Under fire is Allison Hickey, VA undersecretary for benefits, whose management is being blamed by some lawmakers for the department’s inability to reduce the growing pile of benefits claims, which now totals almost 900,000, including almost 630,000 more than 125 days old.
Hickey told the House Veterans’ Affairs Committee March 20 that the oldest claim she is aware of is 10 years old and that slightly more than 4 percent of claims are older than two years.
The size of the backlog could be cut more quickly, she said, if VA let older claims sit while processing newer ones, but her decision was to work on the oldest claims first.
She also said, as VA has said many times, that the answer to managing the tidal wave of claims will be a combination of new processing procedures, electronic claims, and streamlined application and approval processes.
One of her chief critics is Rep. Jeff Miller, R-Fla., the Veterans’ Affairs Committee chairman, who said he doesn’t see the progress.
“The more people VA hires to process claims, the worse the department’s productivity is,” Miller said. “VA’s demonstrated history shows its inability or refusal to forecast problems and anticipate its needs, and the only people paying a price … are the veterans.”

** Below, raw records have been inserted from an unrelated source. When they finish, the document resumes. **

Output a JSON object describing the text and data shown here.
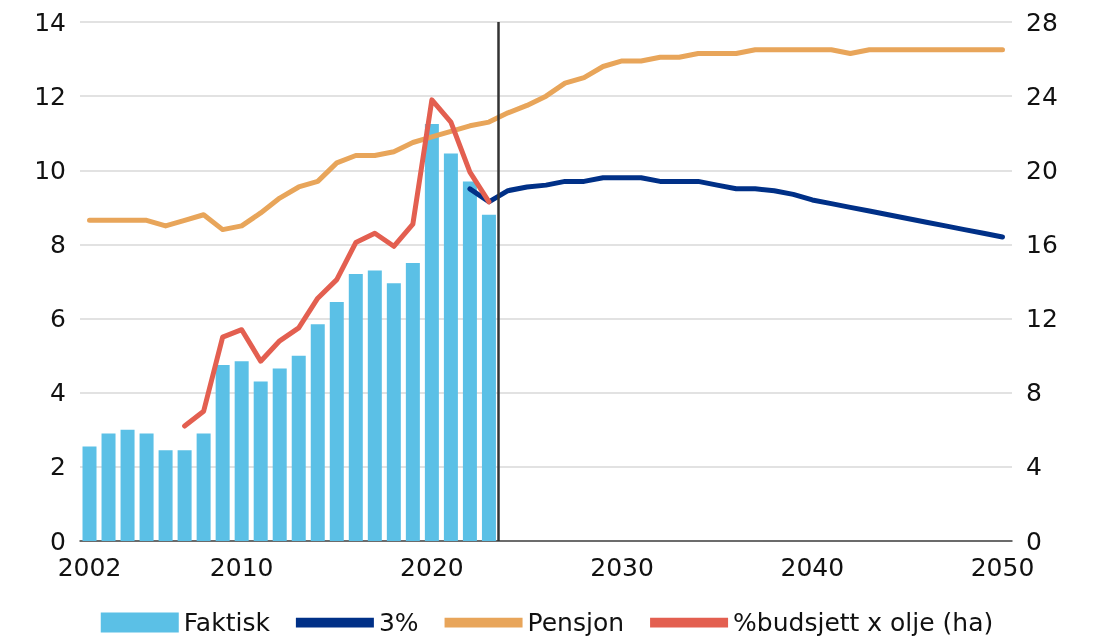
{
  "chart_data": {
    "type": "bar",
    "xlim": [
      2001.5,
      2050.5
    ],
    "xticks": [
      2002,
      2010,
      2020,
      2030,
      2040,
      2050
    ],
    "ylim": [
      0,
      14
    ],
    "yticks": [
      0,
      2,
      4,
      6,
      8,
      10,
      12,
      14
    ],
    "y2lim": [
      0,
      28
    ],
    "y2ticks": [
      0,
      4,
      8,
      12,
      16,
      20,
      24,
      28
    ],
    "grid": "y",
    "legend": "bottom",
    "marker": "none",
    "line_style": "solid",
    "ref_lines": [
      {
        "axis": "x",
        "value": 2023.5,
        "color": "#333333"
      }
    ],
    "series": [
      {
        "name": "Faktisk",
        "color": "#5bc0e6",
        "x": [
          2002,
          2003,
          2004,
          2005,
          2006,
          2007,
          2008,
          2009,
          2010,
          2011,
          2012,
          2013,
          2014,
          2015,
          2016,
          2017,
          2018,
          2019,
          2020,
          2021,
          2022,
          2023
        ],
        "values": [
          2.55,
          2.9,
          3.0,
          2.9,
          2.45,
          2.45,
          2.9,
          4.75,
          4.85,
          4.3,
          4.65,
          5.0,
          5.85,
          6.45,
          7.2,
          7.3,
          6.95,
          7.5,
          11.25,
          10.45,
          9.7,
          8.8
        ]
      },
      {
        "name": "3%",
        "type": "line",
        "color": "#003087",
        "x": [
          2022,
          2023,
          2024,
          2025,
          2026,
          2027,
          2028,
          2029,
          2030,
          2031,
          2032,
          2033,
          2034,
          2035,
          2036,
          2037,
          2038,
          2039,
          2040,
          2041,
          2042,
          2043,
          2044,
          2045,
          2046,
          2047,
          2048,
          2049,
          2050
        ],
        "values": [
          9.5,
          9.15,
          9.45,
          9.55,
          9.6,
          9.7,
          9.7,
          9.8,
          9.8,
          9.8,
          9.7,
          9.7,
          9.7,
          9.6,
          9.5,
          9.5,
          9.45,
          9.35,
          9.2,
          9.1,
          9.0,
          8.9,
          8.8,
          8.7,
          8.6,
          8.5,
          8.4,
          8.3,
          8.2
        ]
      },
      {
        "name": "Pensjon",
        "type": "line",
        "color": "#e8a55a",
        "x": [
          2002,
          2003,
          2004,
          2005,
          2006,
          2007,
          2008,
          2009,
          2010,
          2011,
          2012,
          2013,
          2014,
          2015,
          2016,
          2017,
          2018,
          2019,
          2020,
          2021,
          2022,
          2023,
          2024,
          2025,
          2026,
          2027,
          2028,
          2029,
          2030,
          2031,
          2032,
          2033,
          2034,
          2035,
          2036,
          2037,
          2038,
          2039,
          2040,
          2041,
          2042,
          2043,
          2044,
          2045,
          2046,
          2047,
          2048,
          2049,
          2050
        ],
        "values": [
          8.65,
          8.65,
          8.65,
          8.65,
          8.5,
          8.65,
          8.8,
          8.4,
          8.5,
          8.85,
          9.25,
          9.55,
          9.7,
          10.2,
          10.4,
          10.4,
          10.5,
          10.75,
          10.9,
          11.05,
          11.2,
          11.3,
          11.55,
          11.75,
          12.0,
          12.35,
          12.5,
          12.8,
          12.95,
          12.95,
          13.05,
          13.05,
          13.15,
          13.15,
          13.15,
          13.25,
          13.25,
          13.25,
          13.25,
          13.25,
          13.15,
          13.25,
          13.25,
          13.25,
          13.25,
          13.25,
          13.25,
          13.25,
          13.25
        ]
      },
      {
        "name": "%budsjett x olje (ha)",
        "type": "line",
        "axis": "y2",
        "color": "#e35f50",
        "x": [
          2007,
          2008,
          2009,
          2010,
          2011,
          2012,
          2013,
          2014,
          2015,
          2016,
          2017,
          2018,
          2019,
          2020,
          2021,
          2022,
          2023
        ],
        "values": [
          6.2,
          7.0,
          11.0,
          11.4,
          9.7,
          10.8,
          11.5,
          13.1,
          14.1,
          16.1,
          16.6,
          15.9,
          17.1,
          23.8,
          22.6,
          19.9,
          18.3
        ]
      }
    ]
  }
}
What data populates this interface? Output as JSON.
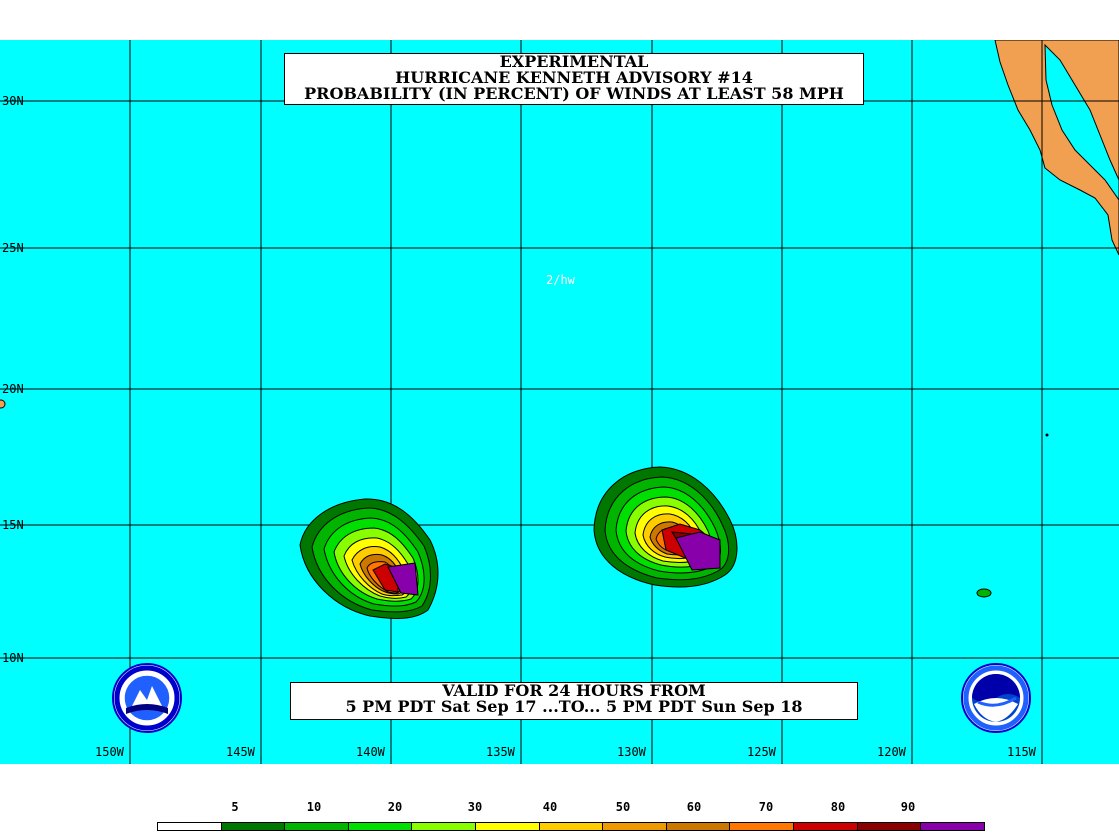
{
  "title": {
    "line1": "EXPERIMENTAL",
    "line2": "HURRICANE KENNETH ADVISORY #14",
    "line3": "PROBABILITY (IN PERCENT) OF WINDS AT LEAST 58 MPH"
  },
  "valid": {
    "line1": "VALID FOR 24 HOURS FROM",
    "line2": "5 PM PDT Sat Sep 17 ...TO... 5 PM PDT Sun Sep 18"
  },
  "initials": "2/hw",
  "lat_labels": [
    "30N",
    "25N",
    "20N",
    "15N",
    "10N"
  ],
  "lon_labels": [
    "150W",
    "145W",
    "140W",
    "135W",
    "130W",
    "125W",
    "120W",
    "115W"
  ],
  "legend": {
    "labels": [
      "5",
      "10",
      "20",
      "30",
      "40",
      "50",
      "60",
      "70",
      "80",
      "90"
    ],
    "colors": [
      "#ffffff",
      "#007800",
      "#00b400",
      "#00e000",
      "#88ff00",
      "#ffff00",
      "#ffcc00",
      "#ee9900",
      "#cc7700",
      "#ff7700",
      "#cc0000",
      "#880000",
      "#8800aa"
    ]
  },
  "colors": {
    "ocean": "#00ffff",
    "land": "#f0a050",
    "grid": "#000000"
  }
}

But Robert Wallace, executive director of the VFW’s Washington office, said in a statement that his group supports Hickey, believing she is “an integral part of the solution to finally breaking a backlog that previous administrations and Congresses helped to create by underfunding the critical areas of automation and staffing.”
The group “strongly believes in holding public servants accountable, but Allison Hickey was handed a tremendous challenge less than two years ago.”
Still, considerable doubt remains about the likelihood VA will be able to meet its goal of eliminating the claims backlog in 2015, with a pledge to complete all initial claims within 125 days with 98 percent accuracy.
“I question whether this very, very, ambitious goal is achievable,” said Rep. Michael Michaud, D-Maine, the veteran’s committee’s ranking Democrat.
“It would require VA to complete approximately 3.4 million claims in two and a half years. To accomplish this goal, the VA must start averaging the completion of 1.36 million claims a year; this is a 33 percent increase in productivity.”
That may not be easy. In a written statement, the American Federation of Government Employees said the VA workforce has low morale and high turnover. For new employees, training has been reduced from one year to just eight weeks, putting people on the front lines of claims processing before they are fully prepared, AFGE said.